NeuroSense has reported early biomarker findings from an eight-participant, single-centre Alzheimer’s study in Israel. The data may justify a stronger trial. They do not yet show that PrimeC preserves cognition, function or independence.

July 8, 2026
Editorial
In Alzheimer’s, early biological signals matter only when they can lead to more time, function and independence for patients.[kckate16] / Shutterstock.com

IPM Take

Alzheimer’s research needs biomarkers. Patients need more than biomarkers.

A change in tau, amyloid or inflammatory signalling can be scientifically useful. It can help decide whether a programme deserves a larger trial. But it is not the same as preserving memory, delaying loss of independence or giving families more time with the person they know.

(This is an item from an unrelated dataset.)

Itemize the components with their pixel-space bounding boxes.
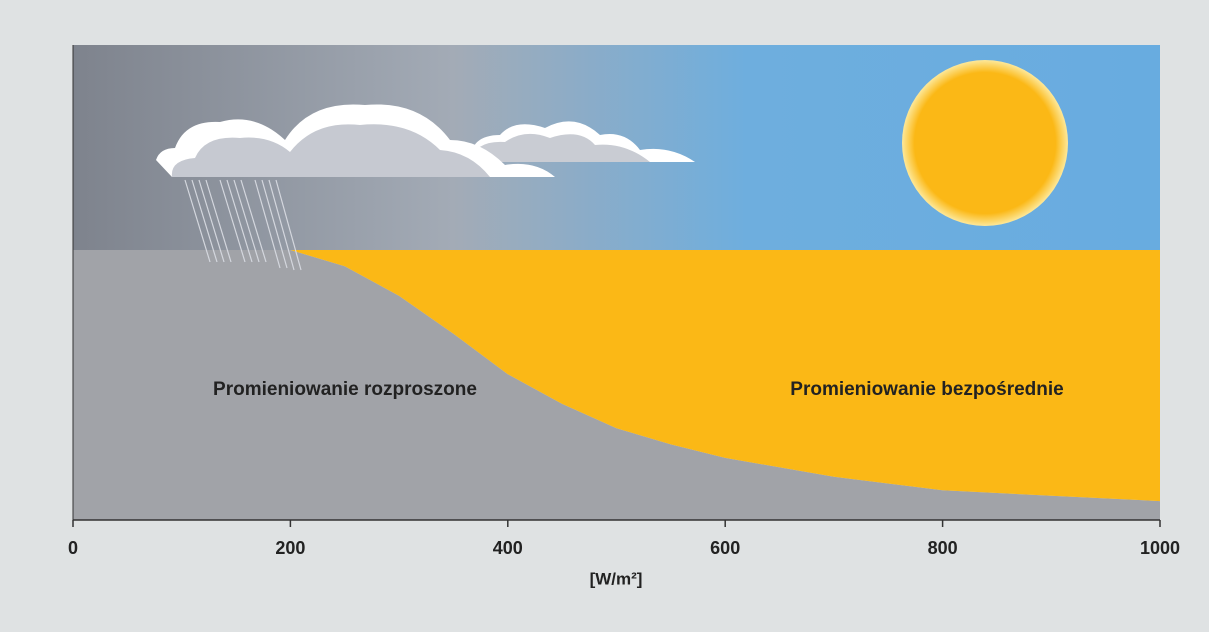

PrimeC’s eight-participant study is not a breakthrough. It is a test of whether the next study can be designed honestly enough to find one.

Executive Summary

NeuroSense reported exploratory biomarker findings from its Phase 2 RoAD proof-of-concept study of PrimeC in Alzheimer’s disease. The randomised, double-blind, placebo-controlled study enrolled eight participants at Rambam Health Care Campus in Haifa, Israel.

The company reported that three participants completed 12 months of follow-up with cerebrospinal-fluid and plasma samples collected at three timepoints. It described changes in tau, amyloid-beta, alpha-synuclein, TDP-43 and biomarkers linked to oxidative stress and inflammation as directionally consistent with PrimeC’s proposed mechanism.

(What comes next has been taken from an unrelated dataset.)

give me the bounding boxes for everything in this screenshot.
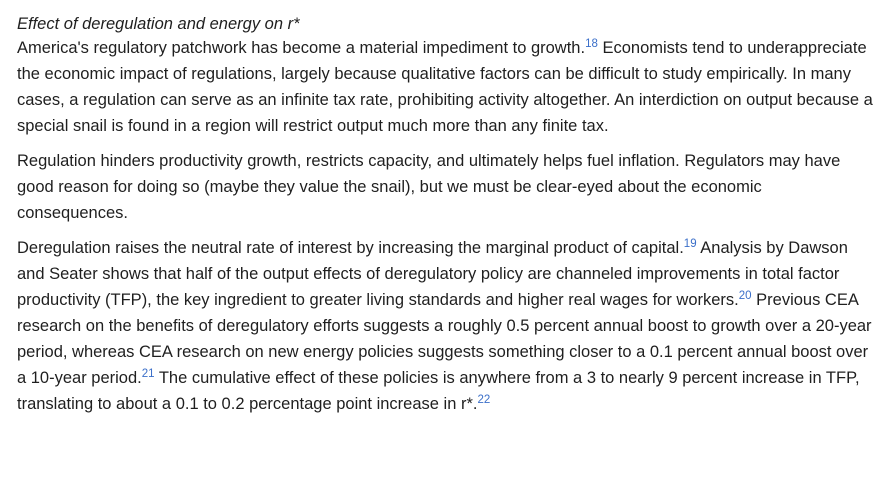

This is not evidence of clinical benefit. The company itself describes the study as small and exploratory, with clinical outcome measures descriptive by design. The public update does not demonstrate improved cognition, preserved daily functioning or slowed disease progression.

Why it matters

  • Patients / advocates: Small biomarker studies can generate hope quickly. The evidence standard must remain tied to outcomes that shape everyday life.
  • Clinicians: A biological signal can be worth pursuing, but it should not be confused with evidence that a treatment changes cognitive or functional decline.
  • Researchers / regulators: The next study needs enough participants, transparent endpoints and a credible link between biomarker movement and patient-relevant benefit.

Alzheimer’s research has learned how easy it is to mistake movement for progress.

A biomarker changes. A scan looks better. A molecular pathway appears to respond. Those findings can matter, especially in a disease as biologically complex as Alzheimer’s. But they become clinically meaningful only when they help people remember longer, function better and stay independent for more time.

NeuroSense’s PrimeC update sits firmly at the beginning of that chain.

The RoAD study enrolled eight people. Only three participants completed 12 months of follow-up with repeated cerebrospinal-fluid and plasma samples. The company reports biomarker changes involving tau, amyloid-beta and proteins associated with other neurodegenerative processes, alongside markers of oxidative stress and inflammation.

That is a legitimate early biological signal. It is not an answer.

With such a small dataset, the study cannot establish whether the findings are reproducible, whether they apply across different biological profiles or stages of disease, or whether they translate into a difference patients and caregivers would recognise in everyday life.

The responsible next step is not louder language. It is a stronger trial.

That means a study large enough to test cognition and daily function, designed around patient-relevant outcomes, with transparent safety reporting and a clear plan to show that target engagement is more than an elegant laboratory observation.

Alzheimer’s does not need another mechanism with a persuasive slide deck. It needs evidence that survives contact with real lives.